My current position at MPES is that of a Podiatry and MRI technician. What does that mean? Well, admittedly, it’s somewhat of a self imposed title. Essentially, I am the technician involved with our podiatry and MRI cases. Two unique resources make MPES especially well suited to deal with podiatry cases: first, we are lucky enough to have Dr. Mike Pownall, a trained farrier and veterinarian; second, we have the only standing equine MRI in Canada. Mix in some foot sore horses, and I have work to do. I think I am one of only a few people in North America that has the opportunity to work on these types of cases as a technician. I’ll write more specifically about the MRI in future posts.

Although I may have made up the title of “podiatry and MRI technician”, the whole RVT thing is a different story. It’s an official title. Having the designation of RVT means that I have graduated from an accredited college program including a 4 week externship (which I completed at Rood and Riddle Equine Hospital in Lexington, KY.), I have passed the national veterinary technician exam (stressful!), I have a clean police record (no problem there), and I have completed a professionalism and ethics course (which, surprisingly, was not as boring as it may sound). In addition to these requirements, and in order to stay current, I must complete a continuing education course on a yearly basis.

The podiatry practice started when Dr. Pownall saw a need for this type of work in those areas of Ontario that MPES serves. The practice requires that Dr. Pownall take his skills on the road with a fancy shoeing trailer that, fortuitously, I get to pull in an SUV. Yep that’s right, I get to drive around looking at stinky horse feet all day. Sounds glamorous, I know.
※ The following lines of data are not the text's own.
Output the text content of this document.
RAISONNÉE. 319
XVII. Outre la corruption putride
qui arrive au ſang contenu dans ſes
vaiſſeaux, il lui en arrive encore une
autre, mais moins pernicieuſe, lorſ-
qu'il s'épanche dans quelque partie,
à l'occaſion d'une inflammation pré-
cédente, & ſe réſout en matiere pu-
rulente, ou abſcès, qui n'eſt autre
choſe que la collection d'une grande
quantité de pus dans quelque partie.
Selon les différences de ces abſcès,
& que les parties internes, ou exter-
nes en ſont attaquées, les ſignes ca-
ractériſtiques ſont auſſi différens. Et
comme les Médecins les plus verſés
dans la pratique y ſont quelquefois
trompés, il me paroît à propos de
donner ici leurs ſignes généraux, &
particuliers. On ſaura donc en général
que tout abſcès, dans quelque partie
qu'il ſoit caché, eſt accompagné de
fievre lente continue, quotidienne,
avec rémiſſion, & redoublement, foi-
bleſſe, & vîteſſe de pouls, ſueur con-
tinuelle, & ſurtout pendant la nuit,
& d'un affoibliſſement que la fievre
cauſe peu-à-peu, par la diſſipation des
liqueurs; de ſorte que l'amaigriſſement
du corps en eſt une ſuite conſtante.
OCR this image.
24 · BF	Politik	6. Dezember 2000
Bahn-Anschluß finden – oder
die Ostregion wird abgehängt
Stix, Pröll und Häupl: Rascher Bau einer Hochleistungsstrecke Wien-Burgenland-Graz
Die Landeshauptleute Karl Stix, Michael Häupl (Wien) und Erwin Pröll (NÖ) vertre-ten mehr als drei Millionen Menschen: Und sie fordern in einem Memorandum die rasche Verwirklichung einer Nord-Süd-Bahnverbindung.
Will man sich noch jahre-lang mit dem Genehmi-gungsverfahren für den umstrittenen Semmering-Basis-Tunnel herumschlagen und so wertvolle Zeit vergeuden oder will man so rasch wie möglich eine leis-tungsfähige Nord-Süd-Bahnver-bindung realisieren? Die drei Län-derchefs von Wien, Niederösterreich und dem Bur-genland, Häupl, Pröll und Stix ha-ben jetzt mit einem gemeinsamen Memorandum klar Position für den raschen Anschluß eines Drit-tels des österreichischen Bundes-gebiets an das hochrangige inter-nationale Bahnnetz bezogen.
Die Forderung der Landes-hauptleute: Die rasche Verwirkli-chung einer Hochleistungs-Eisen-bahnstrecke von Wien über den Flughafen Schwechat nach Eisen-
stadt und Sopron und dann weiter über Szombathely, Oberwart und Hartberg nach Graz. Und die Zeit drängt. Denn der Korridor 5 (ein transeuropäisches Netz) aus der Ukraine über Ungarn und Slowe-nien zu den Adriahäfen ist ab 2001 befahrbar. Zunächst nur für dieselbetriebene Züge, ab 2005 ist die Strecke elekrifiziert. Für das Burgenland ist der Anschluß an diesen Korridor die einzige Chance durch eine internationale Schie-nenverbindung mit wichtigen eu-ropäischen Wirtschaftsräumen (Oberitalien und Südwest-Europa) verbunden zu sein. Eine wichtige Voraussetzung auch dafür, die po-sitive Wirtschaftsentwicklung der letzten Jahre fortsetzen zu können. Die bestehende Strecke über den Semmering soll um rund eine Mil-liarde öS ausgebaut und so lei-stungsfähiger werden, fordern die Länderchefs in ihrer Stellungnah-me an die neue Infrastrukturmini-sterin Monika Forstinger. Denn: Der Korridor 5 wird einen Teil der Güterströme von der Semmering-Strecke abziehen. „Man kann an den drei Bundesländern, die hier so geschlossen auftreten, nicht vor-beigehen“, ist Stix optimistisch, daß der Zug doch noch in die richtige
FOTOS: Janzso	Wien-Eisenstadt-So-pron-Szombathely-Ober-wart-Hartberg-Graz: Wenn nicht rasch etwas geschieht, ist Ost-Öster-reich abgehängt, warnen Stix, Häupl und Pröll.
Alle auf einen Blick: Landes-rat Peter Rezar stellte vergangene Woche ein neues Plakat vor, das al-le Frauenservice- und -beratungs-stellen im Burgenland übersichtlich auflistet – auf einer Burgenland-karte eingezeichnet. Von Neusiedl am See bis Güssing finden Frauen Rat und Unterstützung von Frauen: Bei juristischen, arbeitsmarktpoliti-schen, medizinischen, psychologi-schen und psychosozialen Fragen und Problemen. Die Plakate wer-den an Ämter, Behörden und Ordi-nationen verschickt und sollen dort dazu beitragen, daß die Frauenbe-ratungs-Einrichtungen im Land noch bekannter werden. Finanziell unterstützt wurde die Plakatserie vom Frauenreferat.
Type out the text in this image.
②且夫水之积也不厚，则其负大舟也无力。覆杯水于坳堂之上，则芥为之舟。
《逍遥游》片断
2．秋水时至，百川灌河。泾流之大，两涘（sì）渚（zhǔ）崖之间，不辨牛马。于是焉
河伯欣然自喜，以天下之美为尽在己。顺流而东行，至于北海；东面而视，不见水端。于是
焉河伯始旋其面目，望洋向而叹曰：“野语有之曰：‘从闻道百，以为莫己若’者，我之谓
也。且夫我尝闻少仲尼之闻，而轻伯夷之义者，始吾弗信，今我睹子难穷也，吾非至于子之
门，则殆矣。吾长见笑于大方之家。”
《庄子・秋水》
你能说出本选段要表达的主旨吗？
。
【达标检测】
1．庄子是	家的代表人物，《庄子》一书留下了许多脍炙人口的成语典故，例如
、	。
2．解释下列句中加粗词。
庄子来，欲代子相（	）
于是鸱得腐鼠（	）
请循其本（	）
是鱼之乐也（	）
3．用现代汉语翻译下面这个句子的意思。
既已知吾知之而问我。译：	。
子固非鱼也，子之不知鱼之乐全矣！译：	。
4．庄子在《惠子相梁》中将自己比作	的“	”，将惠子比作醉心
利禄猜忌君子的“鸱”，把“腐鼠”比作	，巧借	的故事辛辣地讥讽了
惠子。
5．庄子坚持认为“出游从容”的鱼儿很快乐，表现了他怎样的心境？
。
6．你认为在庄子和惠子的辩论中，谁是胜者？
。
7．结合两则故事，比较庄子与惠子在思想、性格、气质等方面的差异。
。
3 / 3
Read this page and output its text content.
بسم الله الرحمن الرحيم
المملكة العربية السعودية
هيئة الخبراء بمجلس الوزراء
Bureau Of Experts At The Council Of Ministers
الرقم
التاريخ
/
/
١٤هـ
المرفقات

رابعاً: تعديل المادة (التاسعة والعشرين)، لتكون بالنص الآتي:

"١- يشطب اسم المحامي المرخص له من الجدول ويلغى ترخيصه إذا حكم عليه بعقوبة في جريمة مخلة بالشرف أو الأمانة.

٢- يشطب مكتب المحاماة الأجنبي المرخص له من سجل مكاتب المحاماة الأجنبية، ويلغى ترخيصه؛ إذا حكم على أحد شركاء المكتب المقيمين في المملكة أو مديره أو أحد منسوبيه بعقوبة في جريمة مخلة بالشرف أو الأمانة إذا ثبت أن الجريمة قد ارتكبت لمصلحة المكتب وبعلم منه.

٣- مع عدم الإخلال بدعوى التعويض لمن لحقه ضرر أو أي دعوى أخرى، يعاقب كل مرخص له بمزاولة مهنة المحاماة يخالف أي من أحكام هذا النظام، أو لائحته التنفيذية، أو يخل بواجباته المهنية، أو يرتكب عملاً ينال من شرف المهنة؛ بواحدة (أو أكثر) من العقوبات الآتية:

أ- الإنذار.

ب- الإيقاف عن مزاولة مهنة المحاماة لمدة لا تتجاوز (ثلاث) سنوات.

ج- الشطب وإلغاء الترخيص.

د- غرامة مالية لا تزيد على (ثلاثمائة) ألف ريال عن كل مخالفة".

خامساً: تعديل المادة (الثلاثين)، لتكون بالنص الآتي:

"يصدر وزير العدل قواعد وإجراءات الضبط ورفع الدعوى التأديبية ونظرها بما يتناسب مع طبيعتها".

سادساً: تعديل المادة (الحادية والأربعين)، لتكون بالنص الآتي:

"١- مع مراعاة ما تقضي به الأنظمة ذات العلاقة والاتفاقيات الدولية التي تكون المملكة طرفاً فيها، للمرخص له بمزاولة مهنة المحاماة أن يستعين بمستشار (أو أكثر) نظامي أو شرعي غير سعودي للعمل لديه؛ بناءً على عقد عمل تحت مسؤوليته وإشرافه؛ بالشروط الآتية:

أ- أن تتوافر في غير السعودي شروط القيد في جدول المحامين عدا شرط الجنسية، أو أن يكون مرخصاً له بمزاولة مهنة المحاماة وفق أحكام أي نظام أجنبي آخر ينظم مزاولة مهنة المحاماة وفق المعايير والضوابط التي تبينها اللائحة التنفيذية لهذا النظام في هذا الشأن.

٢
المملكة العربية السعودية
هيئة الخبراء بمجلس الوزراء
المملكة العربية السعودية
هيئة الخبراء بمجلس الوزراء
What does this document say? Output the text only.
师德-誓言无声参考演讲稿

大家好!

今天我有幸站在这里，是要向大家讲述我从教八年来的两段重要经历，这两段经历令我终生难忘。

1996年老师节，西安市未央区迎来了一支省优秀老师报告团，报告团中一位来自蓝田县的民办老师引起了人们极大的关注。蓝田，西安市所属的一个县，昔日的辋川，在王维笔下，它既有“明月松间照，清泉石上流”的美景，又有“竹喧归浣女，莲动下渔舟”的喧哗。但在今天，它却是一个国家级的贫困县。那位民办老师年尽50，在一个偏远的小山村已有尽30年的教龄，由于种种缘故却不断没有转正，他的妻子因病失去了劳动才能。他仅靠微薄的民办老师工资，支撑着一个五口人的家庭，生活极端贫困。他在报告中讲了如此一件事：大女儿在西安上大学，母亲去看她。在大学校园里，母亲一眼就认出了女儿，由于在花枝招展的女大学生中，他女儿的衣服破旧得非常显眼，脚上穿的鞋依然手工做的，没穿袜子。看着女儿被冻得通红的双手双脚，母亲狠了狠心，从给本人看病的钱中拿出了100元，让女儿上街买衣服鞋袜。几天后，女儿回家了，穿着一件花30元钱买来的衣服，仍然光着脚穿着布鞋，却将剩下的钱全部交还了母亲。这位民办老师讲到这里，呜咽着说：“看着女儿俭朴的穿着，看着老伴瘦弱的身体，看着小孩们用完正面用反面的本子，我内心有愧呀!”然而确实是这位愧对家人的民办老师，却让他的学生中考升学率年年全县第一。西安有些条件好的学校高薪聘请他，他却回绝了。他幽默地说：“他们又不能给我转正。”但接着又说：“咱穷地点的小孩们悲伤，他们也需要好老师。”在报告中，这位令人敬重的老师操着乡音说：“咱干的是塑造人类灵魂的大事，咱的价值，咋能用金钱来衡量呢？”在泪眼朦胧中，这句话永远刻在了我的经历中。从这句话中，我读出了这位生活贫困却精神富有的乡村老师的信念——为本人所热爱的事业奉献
All joking aside, I have to admit that I really enjoy my job. Helping to improve the quality of life of a horse is, for me, an extremely meaningful and rewarding experience. Even in the short time that the podiatry practice has been in operation, I’ve been involved in helping some very sore and crippled horses feel good again. It’s great to see a previously sore horse walk away more comfortable because of his new clogs!